For most text-based models, streaming provides a better user experience:
- Users see responses immediately as they generate
- Lower perceived latency
- Better for long-form content
For image/video/audio generation models, use non-streaming mode:
- These models typically return complete outputs
- Streaming may not work as expected
Error Handling
Always implement retry logic with exponential backoff for production applications. Rate limits (429) and temporary failures (503) should be retried.

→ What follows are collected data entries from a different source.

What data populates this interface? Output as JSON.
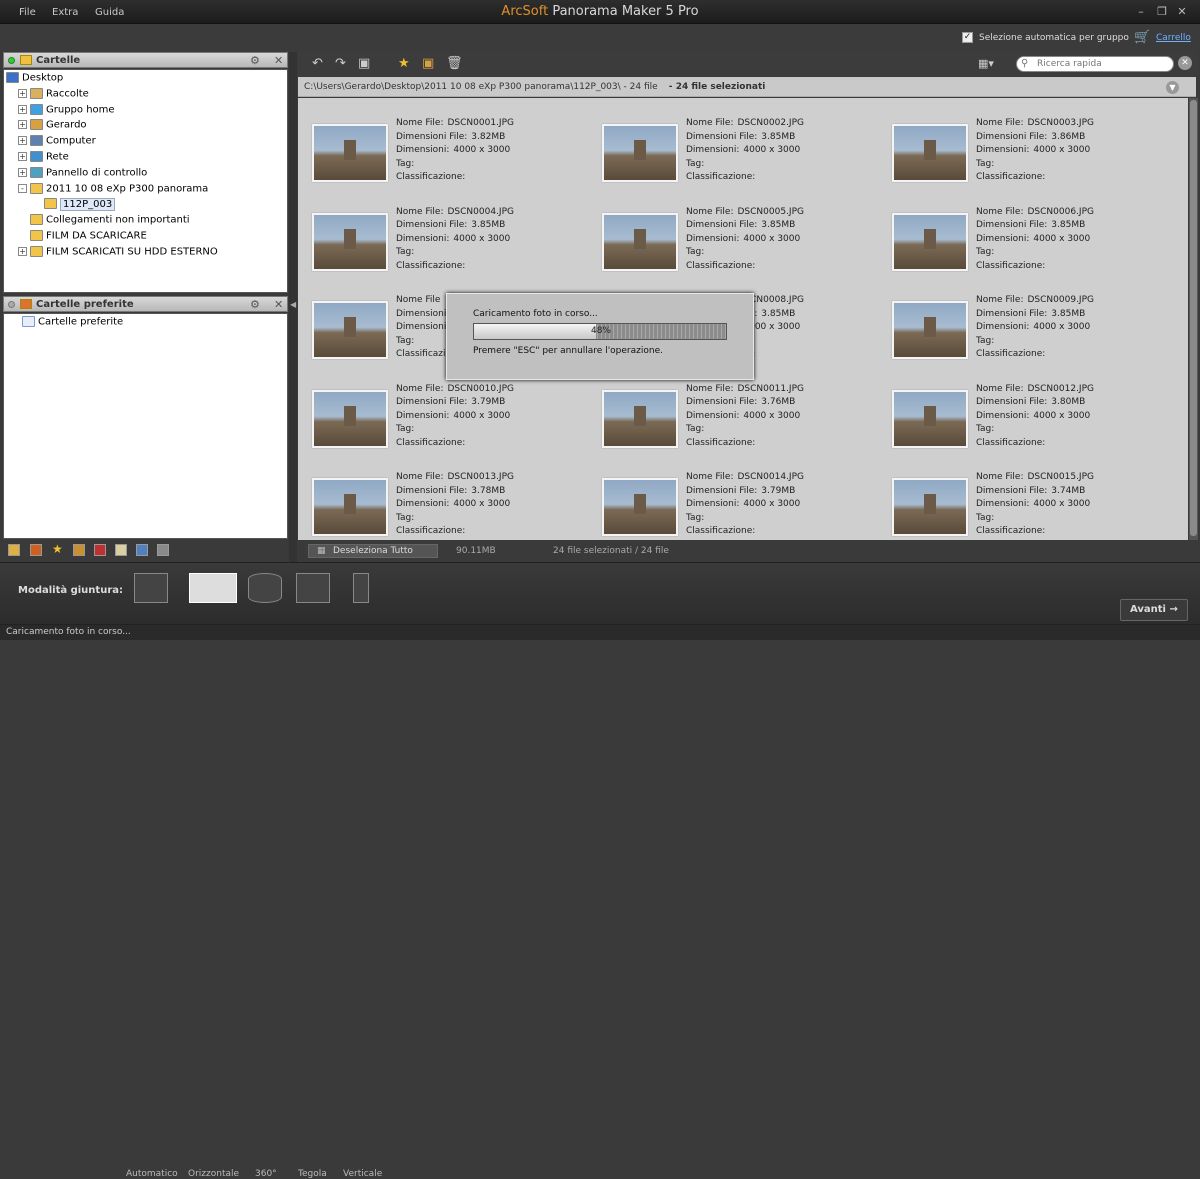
{
  "menu": [
    "File",
    "Extra",
    "Guida"
  ],
  "app": {
    "brand": "ArcSoft",
    "title": "Panorama Maker 5 Pro"
  },
  "topbar": {
    "auto_select_label": "Selezione automatica per gruppo",
    "auto_select_checked": true,
    "cart_label": "Carrello"
  },
  "folders_panel": {
    "title": "Cartelle",
    "items": [
      {
        "label": "Desktop",
        "level": 0,
        "expander": "",
        "icon": "desktop-icon"
      },
      {
        "label": "Raccolte",
        "level": 1,
        "expander": "+",
        "icon": "libraries-icon"
      },
      {
        "label": "Gruppo home",
        "level": 1,
        "expander": "+",
        "icon": "homegroup-icon"
      },
      {
        "label": "Gerardo",
        "level": 1,
        "expander": "+",
        "icon": "user-folder-icon"
      },
      {
        "label": "Computer",
        "level": 1,
        "expander": "+",
        "icon": "computer-icon"
      },
      {
        "label": "Rete",
        "level": 1,
        "expander": "+",
        "icon": "network-icon"
      },
      {
        "label": "Pannello di controllo",
        "level": 1,
        "expander": "+",
        "icon": "control-panel-icon"
      },
      {
        "label": "2011 10 08 eXp P300 panorama",
        "level": 1,
        "expander": "-",
        "icon": "folder-icon"
      },
      {
        "label": "112P_003",
        "level": 2,
        "expander": "",
        "icon": "folder-icon",
        "selected": true
      },
      {
        "label": "Collegamenti non importanti",
        "level": 1,
        "expander": "",
        "icon": "folder-icon"
      },
      {
        "label": "FILM DA SCARICARE",
        "level": 1,
        "expander": "",
        "icon": "folder-icon"
      },
      {
        "label": "FILM SCARICATI SU HDD ESTERNO",
        "level": 1,
        "expander": "+",
        "icon": "folder-icon"
      }
    ]
  },
  "favorites_panel": {
    "title": "Cartelle preferite",
    "items": [
      {
        "label": "Cartelle preferite"
      }
    ]
  },
  "search": {
    "placeholder": "Ricerca rapida"
  },
  "path": {
    "text": "C:\\Users\\Gerardo\\Desktop\\2011 10 08 eXp P300 panorama\\112P_003\\ - 24 file",
    "selected": "24 file selezionati"
  },
  "field_labels": {
    "name": "Nome File:",
    "size": "Dimensioni File:",
    "dims": "Dimensioni:",
    "tag": "Tag:",
    "rating": "Classificazione:"
  },
  "files": [
    {
      "name": "DSCN0001.JPG",
      "size": "3.82MB",
      "dims": "4000 x 3000"
    },
    {
      "name": "DSCN0002.JPG",
      "size": "3.85MB",
      "dims": "4000 x 3000"
    },
    {
      "name": "DSCN0003.JPG",
      "size": "3.86MB",
      "dims": "4000 x 3000"
    },
    {
      "name": "DSCN0004.JPG",
      "size": "3.85MB",
      "dims": "4000 x 3000"
    },
    {
      "name": "DSCN0005.JPG",
      "size": "3.85MB",
      "dims": "4000 x 3000"
    },
    {
      "name": "DSCN0006.JPG",
      "size": "3.85MB",
      "dims": "4000 x 3000"
    },
    {
      "name": "",
      "size": "",
      "dims": "",
      "label_name": "Nome File",
      "label_size": "Dimensioni F",
      "label_dims": "Dimensioni:"
    },
    {
      "name": "DSCN0008.JPG",
      "size": "3.85MB",
      "dims": "4000 x 3000"
    },
    {
      "name": "DSCN0009.JPG",
      "size": "3.85MB",
      "dims": "4000 x 3000"
    },
    {
      "name": "DSCN0010.JPG",
      "size": "3.79MB",
      "dims": "4000 x 3000"
    },
    {
      "name": "DSCN0011.JPG",
      "size": "3.76MB",
      "dims": "4000 x 3000"
    },
    {
      "name": "DSCN0012.JPG",
      "size": "3.80MB",
      "dims": "4000 x 3000"
    },
    {
      "name": "DSCN0013.JPG",
      "size": "3.78MB",
      "dims": "4000 x 3000"
    },
    {
      "name": "DSCN0014.JPG",
      "size": "3.79MB",
      "dims": "4000 x 3000"
    },
    {
      "name": "DSCN0015.JPG",
      "size": "3.74MB",
      "dims": "4000 x 3000"
    }
  ],
  "dialog": {
    "message": "Caricamento foto in corso...",
    "progress_percent": 48,
    "progress_label": "48%",
    "esc_hint": "Premere \"ESC\" per annullare l'operazione."
  },
  "footer_row": {
    "deselect_label": "Deseleziona Tutto",
    "total_size": "90.11MB",
    "count": "24 file selezionati / 24 file"
  },
  "stitch": {
    "label": "Modalità giuntura:",
    "modes": [
      {
        "label": "Automatico",
        "selected": false
      },
      {
        "label": "Orizzontale",
        "selected": true
      },
      {
        "label": "360°",
        "selected": false
      },
      {
        "label": "Tegola",
        "selected": false
      },
      {
        "label": "Verticale",
        "selected": false
      }
    ],
    "next_label": "Avanti"
  },
  "status": {
    "text": "Caricamento foto in corso..."
  },
  "colors": {
    "accent": "#e0902a",
    "link": "#6fb0ff"
  }
}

Implement proper error handling for all API calls:
async function chatWithRetry(payload, maxRetries = 3) {
for (let attempt = 1; attempt <= maxRetries; attempt++) {
try {
const response = await fetch(url, { method: 'POST', ...options });
if (!response.ok) {
const error = await response.json();
// Retry on rate limit or server errors
if ([429, 500, 502, 503].includes(response.status) && attempt < maxRetries) {
const delay = Math.min(1000 * Math.pow(2, attempt), 10000);
await new Promise(resolve => setTimeout(resolve, delay));
continue;
}
throw new Error(`API error: ${error.message}`);
}
return await response.json();
} catch (err) {
if (attempt === maxRetries) throw err;
}
}
}Rate Limiting
The API has a rate limit of 500 requests per minute. Monitor the X-RateLimit-Remaining response header to track your usage.
Monitor rate limits in production:
- Check
X-RateLimit-Remainingheader - Implement request queuing when approaching limits
- Consider caching responses when appropriate
🔁 Callbacks & webhooks
No callbacks or webhooks are associated with this endpoint.